I have some left over legs from a High Elf Lord on Flying Griffin. So I use a razor saw to remove the upper torso from the lower torso that would traditionally fit on the griffin (at the time, I was building a griffin for WFB by removing the elven rider)
I dry fit the upper body to the bike. Good fit, but kinda boring.
I also realize that the upper body doesn’t quite fit flush with the seat of the bike, so I use a hobby knife to cut away the extra plastic to make it fit better.
It’s hard to tell, but this is an Eldar Guardian head. The bit on the right is from a wave serpent I think? Anyway, long story short is I need a way to represent the ghost helm common to eldar seers, so I trim a bit of the helmet away to make it smooth so that this ‘flange’ bit will attach readily enough.
Earlier I mentioned that I was a bit bored by the plastic bike legs on the bike. Well, I just happened to have a set of pewter legs from a high elf model of some sort. Maybe a dragon rider from the 90’s . . . not sure really. I liked the legs better for a farseer so I dry fit them in place. With a little bending I was able to get them to fit on the pedals. However, the legs didnt’ really sit flush, and pewter isn’t easier to convert like plastic or resin.
In the same griffin kit I found a lance with banner (I think it’s the griffin from Isle of Blood?) NICE! But kinda big. Also, it’s a lance, not a spear. Gotta change that too.
I trim the spear off of it’s and and realize I have a perfectly good cloak now.
I use a little grey stuff and glue to get the cloak into place. This helps to convey a sense of movement in the bike.
Here you can see the grey bit I used to help support the cloak. At the time, I figured I could incorporate this into the cloak and make it appear to be flapping behind him. And although I do feel I accomplished this in the end, I think in retrospect this was a sloppy approach and it would have be better to have support the cloak with another sort of bit that wasn’t so bulky. In reality, however, very little time will ever be spent focusing on the underpart of the cloak when looking at the model on the table, so I don’t sweat it too bad.
I trim the lance down, but I still need a shaft for the lower half of the spear. I find an old chariot banner that will work well. I carefully remove the lower portion of the banner pole.
I use a little plastic glue to create new shaft. On the finished model, the join will be hidden inside the hand of the farseer himself.
Time to gussy up the canopy a bit. I find this old pewter swooping hawk pack that I think will make a great canopy decoration.
I have to bend it a little to get it to fit just right, but eventually, fit it does.
Now I’m back to the helmet and thinking about something to gussy it up some too. I consider using these antlers from a Grail Knight (WFB Bretonnian) but settle in the end on some more high elf chariot bits for the helmet.

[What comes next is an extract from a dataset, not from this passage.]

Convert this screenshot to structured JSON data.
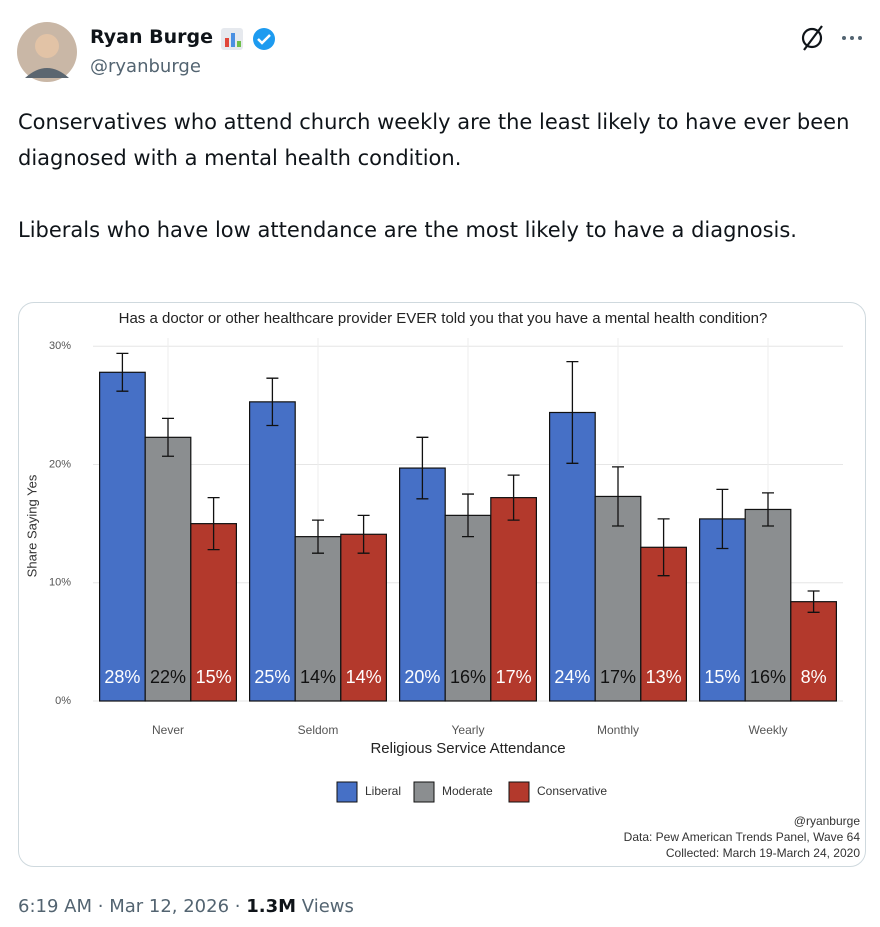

Now the model is basically done. Just need to apply a little grey stuff to a few places to finish it up.
The spear and canopy were left unattached for the purpose of painting ease.
Below you can see the cloak once repaired. It’s a bit too bulky on the underside. But again, this was an oversight on my part, a learning curve, so you can expect mistakes like this from time to time.
We also added on a grenade pack to give a little more detail to the model. When painted, we’ll probably paint it with some OSL. to make it appear to have eldritch properties.